Mais depuis 20 ans, les mécanismes capitalistes censés lutter contre le réchauffement climatique (primes, quotas, droits d’émission échangeables, taxes et autres « internalisations des externalités ») servent de prétexte à une gigantesque vague d’appropriation des ressources et n’ont fait qu’aggraver les risques environnementaux tout en approfondissant l’injustice sociale. Loin de se réduire, les émissions de GES augmentent de plus en plus vite ! À ce rythme, elles mettent le monde sur la voie d’un réchauffement de 6°C d’ici 2100, alors que la limite à ne pas dépasser sous peine de graves conséquences (montée des eaux, famines, épidémies, disparition massive d’espèces…) est de 2°C.
D’ores et déjà la multiplication des phénomènes extrêmes frappe en particulier les populations les plus pauvres et les plus vulnérables faisant plusieurs dizaines de millions de réfugiéEs climatiques chaque année. Alors à quoi peut bien servir une conférence de plus ? Officiellement 2015 est l’année butoir fixée pour signer un nouveau protocole international, destiné à succéder aux accords de Kyoto. Mais on ne peut entretenir aucune illusion sur ce qui peut en sortir.
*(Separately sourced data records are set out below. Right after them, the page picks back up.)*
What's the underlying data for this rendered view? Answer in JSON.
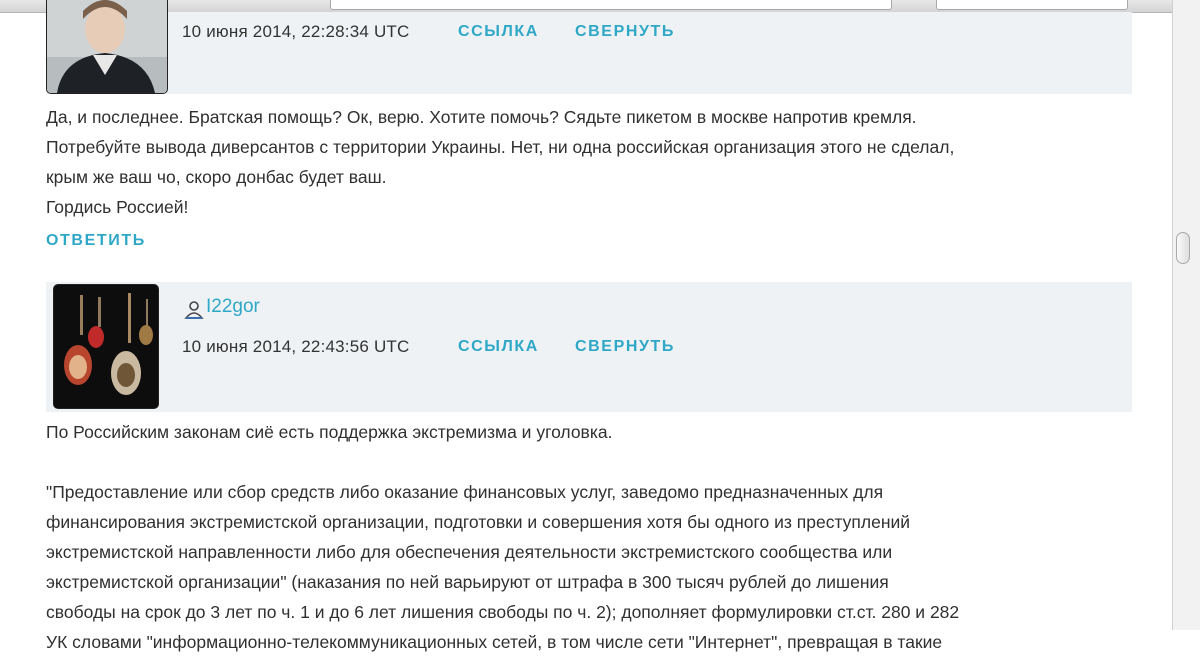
{
  "comment_1": {
    "timestamp": "10 июня 2014, 22:28:34 UTC",
    "link_label": "ССЫЛКА",
    "collapse_label": "СВЕРНУТЬ",
    "lines": [
      "Да, и последнее. Братская помощь? Ок, верю. Хотите помочь? Сядьте пикетом в москве напротив кремля.",
      "Потребуйте вывода диверсантов с территории Украины. Нет, ни одна российская организация этого не сделал,",
      "крым же ваш чо, скоро донбас будет ваш.",
      "Гордись Россией!"
    ],
    "reply_label": "ОТВЕТИТЬ"
  },
  "comment_2": {
    "username": "I22gor",
    "timestamp": "10 июня 2014, 22:43:56 UTC",
    "link_label": "ССЫЛКА",
    "collapse_label": "СВЕРНУТЬ",
    "paragraph_1": "По Российским законам сиё есть поддержка экстремизма и уголовка.",
    "paragraph_2_lines": [
      "\"Предоставление или сбор средств либо оказание финансовых услуг, заведомо предназначенных для",
      "финансирования экстремистской организации, подготовки и совершения хотя бы одного из преступлений",
      "экстремистской направленности либо для обеспечения деятельности экстремистского сообщества или",
      "экстремистской организации\" (наказания по ней варьируют от штрафа в 300 тысяч рублей до лишения",
      "свободы на срок до 3 лет по ч. 1 и до 6 лет лишения свободы по ч. 2); дополняет формулировки ст.ст. 280 и 282",
      "УК словами \"информационно-телекоммуникационных сетей, в том числе сети \"Интернет\", превращая в такие"
    ]
  },
  "colors": {
    "accent": "#2fa8c8",
    "header_band": "#eef2f4",
    "text": "#303030"
  },
  "icons": {
    "user": "user-icon",
    "scrollbar": "scrollbar-thumb"
  }
}
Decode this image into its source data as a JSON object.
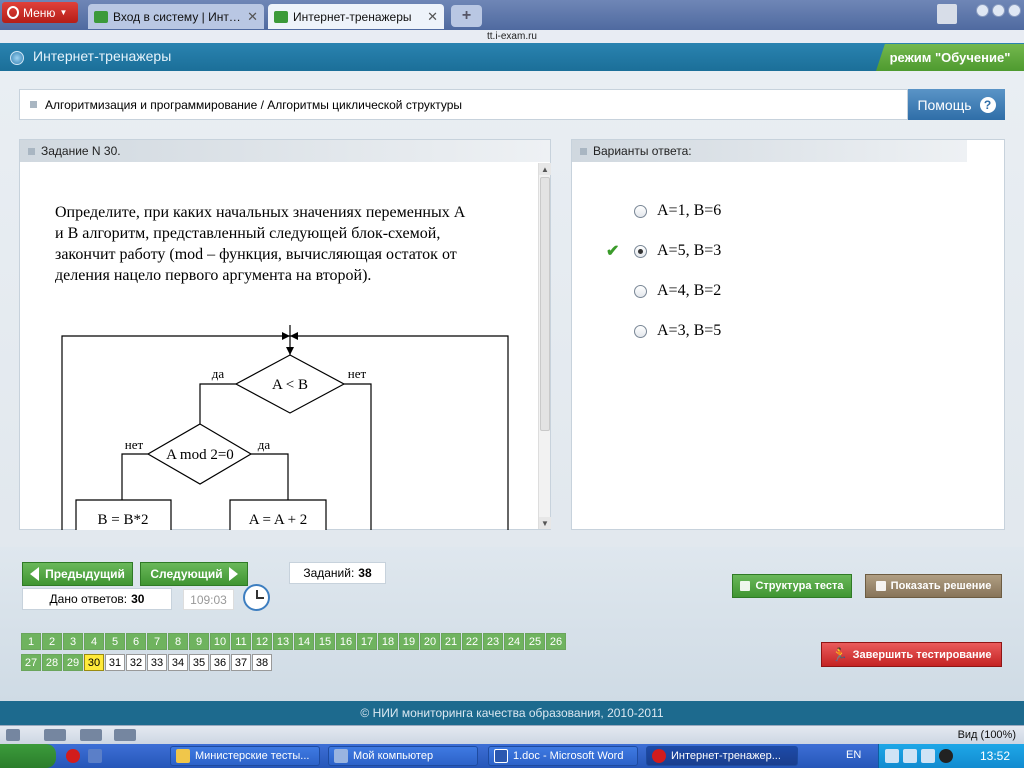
{
  "browser": {
    "menu_label": "Меню",
    "tabs": [
      {
        "label": "Вход в систему | Интер..."
      },
      {
        "label": "Интернет-тренажеры"
      }
    ],
    "url": "tt.i-exam.ru"
  },
  "app": {
    "title": "Интернет-тренажеры",
    "mode": "режим \"Обучение\""
  },
  "breadcrumb": "Алгоритмизация и программирование / Алгоритмы циклической структуры",
  "help_label": "Помощь",
  "task": {
    "header": "Задание N 30.",
    "text": "Определите, при каких начальных значениях переменных А и В алгоритм, представленный следующей блок-схемой, закончит работу (mod – функция, вычисляющая остаток от деления нацело первого аргумента на второй).",
    "flowchart": {
      "cond1": "A < B",
      "yes1": "да",
      "no1": "нет",
      "cond2": "A mod 2=0",
      "no2": "нет",
      "yes2": "да",
      "left_action": "B = B*2",
      "right_action": "A = A + 2"
    }
  },
  "answers": {
    "header": "Варианты ответа:",
    "options": [
      {
        "label": "A=1, B=6",
        "selected": false
      },
      {
        "label": "A=5, B=3",
        "selected": true,
        "checked_correct": true
      },
      {
        "label": "A=4, B=2",
        "selected": false
      },
      {
        "label": "A=3, B=5",
        "selected": false
      }
    ]
  },
  "controls": {
    "prev_label": "Предыдущий",
    "next_label": "Следующий",
    "total_label": "Заданий:",
    "total_value": "38",
    "answered_label": "Дано ответов:",
    "answered_value": "30",
    "timer": "109:03",
    "structure_label": "Структура теста",
    "solution_label": "Показать решение",
    "finish_label": "Завершить тестирование"
  },
  "question_numbers": {
    "row1": [
      "1",
      "2",
      "3",
      "4",
      "5",
      "6",
      "7",
      "8",
      "9",
      "10",
      "11",
      "12",
      "13",
      "14",
      "15",
      "16",
      "17",
      "18",
      "19",
      "20",
      "21",
      "22",
      "23",
      "24",
      "25",
      "26"
    ],
    "row2": [
      "27",
      "28",
      "29",
      "30",
      "31",
      "32",
      "33",
      "34",
      "35",
      "36",
      "37",
      "38"
    ],
    "answered_count": 29,
    "current": "30"
  },
  "footer": "© НИИ мониторинга качества образования, 2010-2011",
  "statusbar": {
    "zoom": "Вид (100%)"
  },
  "taskbar": {
    "items": [
      {
        "label": "Министерские тесты..."
      },
      {
        "label": "Мой компьютер"
      },
      {
        "label": "1.doc - Microsoft Word"
      },
      {
        "label": "Интернет-тренажер..."
      }
    ],
    "lang": "EN",
    "time": "13:52"
  },
  "colors": {
    "accent_green": "#4e9a2f",
    "finish_red": "#c42323",
    "header_blue": "#1b6f99",
    "current_question": "#ffea3a"
  }
}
Comme pour les précédentes, ce que l’on peut attendre de mieux de ce rendez-vous, ce sont les mobilisations hors de cette enceinte feutrée. L’enjeu international se double de l’enjeu national. La mobilisation devra aussi s’opposer au gouvernement qui veut en faire une vitrine, verdir son image, alors que sa loi de transition énergétique est à la fois inefficace et nucléaire-compatible, comme en témoigne le « Salon mondial du nucléaire », véritable foire internationale du nucléaire, qui vient de se tenir sur le lieu même où se déroulera la COP21… Histoire de marquer le territoire !
Qui sont les réfugié.e.s climatiques ?
Le terme de « réfugiés climatiques » désigne les personnes obligées de quitter leur pays d’origine en raison de catastrophes liées au dérèglement climatique et à la gestion absurde des pratiques d’aménagement des rives et des sols : des inondations à répétition comme au Bangladesh, aux Tuamotu, aux Maldives, des cyclones, des tsunamis, phénomènes brutaux et très visibles, faisant des millions de sinistréEs.
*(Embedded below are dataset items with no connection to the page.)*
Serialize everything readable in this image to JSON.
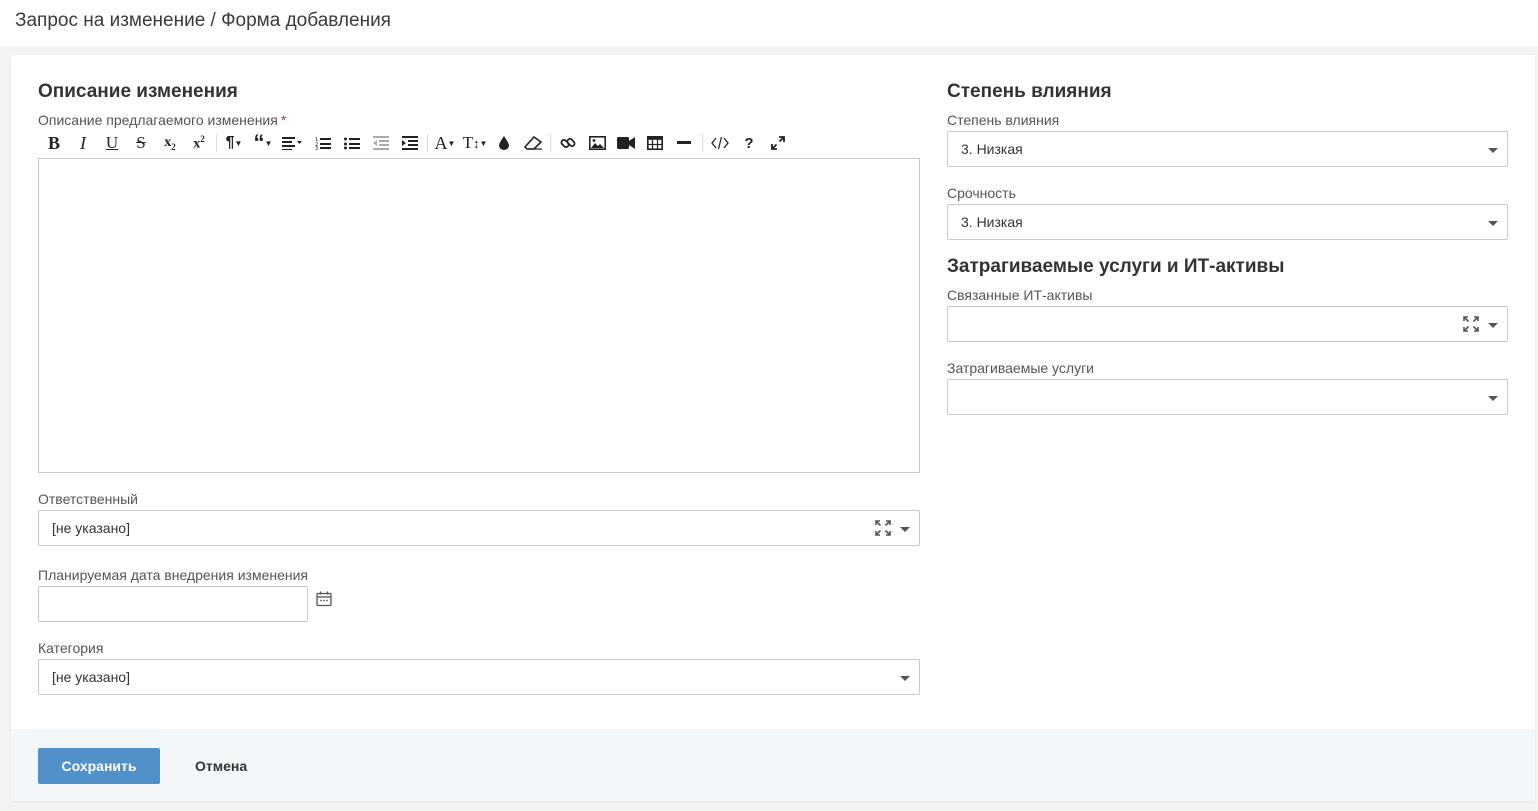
{
  "page": {
    "title": "Запрос на изменение / Форма добавления"
  },
  "left": {
    "section_title": "Описание изменения",
    "description_label": "Описание предлагаемого изменения",
    "required_mark": "*",
    "toolbar": [
      "bold-icon",
      "italic-icon",
      "underline-icon",
      "strikethrough-icon",
      "subscript-icon",
      "superscript-icon",
      "paragraph-icon",
      "quote-icon",
      "align-icon",
      "ordered-list-icon",
      "unordered-list-icon",
      "outdent-icon",
      "indent-icon",
      "font-color-icon",
      "font-size-icon",
      "color-drop-icon",
      "eraser-icon",
      "link-icon",
      "image-icon",
      "video-icon",
      "table-icon",
      "horizontal-rule-icon",
      "code-view-icon",
      "help-icon",
      "fullscreen-icon"
    ],
    "responsible_label": "Ответственный",
    "responsible_value": "[не указано]",
    "date_label": "Планируемая дата внедрения изменения",
    "date_value": "",
    "category_label": "Категория",
    "category_value": "[не указано]"
  },
  "right": {
    "impact_section_title": "Степень влияния",
    "impact_label": "Степень влияния",
    "impact_value": "3. Низкая",
    "urgency_label": "Срочность",
    "urgency_value": "3. Низкая",
    "services_section_title": "Затрагиваемые услуги и ИТ-активы",
    "assets_label": "Связанные ИТ-активы",
    "assets_value": "",
    "services_label": "Затрагиваемые услуги",
    "services_value": ""
  },
  "footer": {
    "save_label": "Сохранить",
    "cancel_label": "Отмена"
  },
  "colors": {
    "primary": "#4f91c8",
    "required": "#e02020",
    "footer_bg": "#f4f7fa"
  }
}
D’autres destructions sont plus graduelles mais tout aussi graves : sécheresse, désertification, déforestation, salinisation ou érosion des sols… Les habitantEs ne peuvent alors plus vivre dans un environnement détruit. Il s’agit souvent, pour le moment, de régions éloignées de nous : Asie, Afrique, Pacifique, Alaska… mais à plus long terme, des villes comme Venise, Londres ou New York seront menacées par la montée des eaux. Nous aurions tort, dans nos régions, de nous croire à l’abri : des régions entières seront rayées de la carte. Là non plus, l’égalité n’est pas de mises. Les plus démuniEs, les exploitéEs, les pauvres, seront les premiers et les plus touchés. Souvenons-nous de l’ouragan Katrina à la Nouvelle Orléans !
Des millions chaque année
Le Conseil norvégien pour les réfugiés a comptabilisé 22 millions de nouveaux réfugiéEs climatiques pour 2013. D’après les chiffres de l’ONU, ils seront 250 millions dans le monde d’ici à 2050, d’autres donnent des chiffres encore plus pessimistes.
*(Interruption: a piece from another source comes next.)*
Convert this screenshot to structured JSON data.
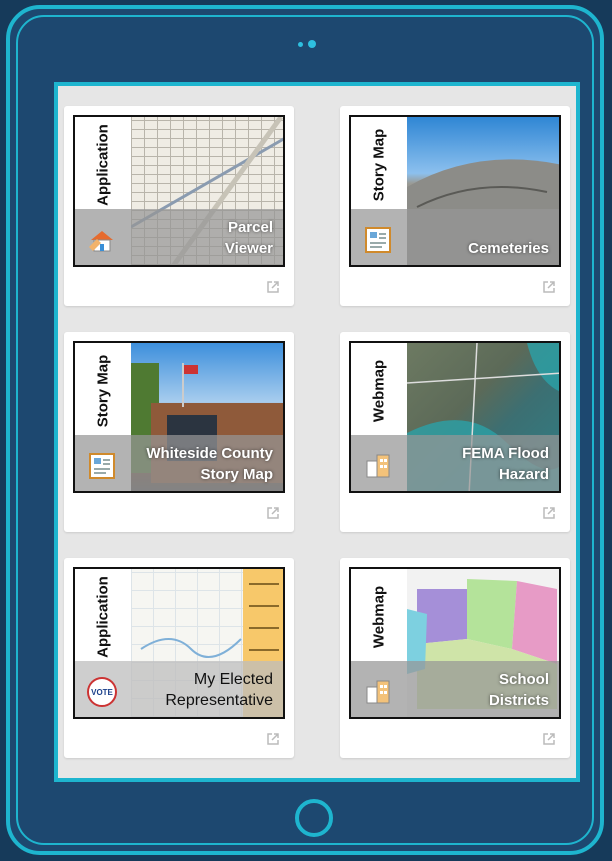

Sans-droits… L’appellation « réfugiés climatiques »ne correspond à aucun statut juridique et ne leur donne aucun droit à indemnisation, reconstruction, relogement ou accueil. Ils rencontrent des résistances là où ils essaient de s’installer ou de se mettre à l’abri. De nouveaux conflits territoriaux, douloureux pour tous, se dessinent. Et déjà l’extrême droite instrumentalise l’inquiétude suscitée par ces nouveaux migrantEs.
On ne peut plus attendre ! Pour éviter les catastrophes qui chassent les populations de chez elles, l’urgence est de réduire les émissions de gaz à effets de serre, d’imposer une autre logique de production et de consommation. Il ne s’agit pas d’attendre que les producteurs de ces gaz veuillent bien l’accepter, il ne s’agit pas d’y penser vaguement : c’est urgent, c’est maintenant, c’est ici. Il y va de notre vie à touTEs, elle vaut plus que leurs profits.
Géo-ingénierie : les apprentis sorciers s’invitent à la table du dérèglement climatique
Le cinquième rapport du GIEC confirme les prévisions les plus pessimistes sur le réchauffement de la planète, les variations climatiques extrêmes (sécheresses, inondations, ouragans) et la hausse du niveau des océans. Il ouvre la porte à la géo-ingénierie (1) qui vise à prendre le contrôle du système climatique.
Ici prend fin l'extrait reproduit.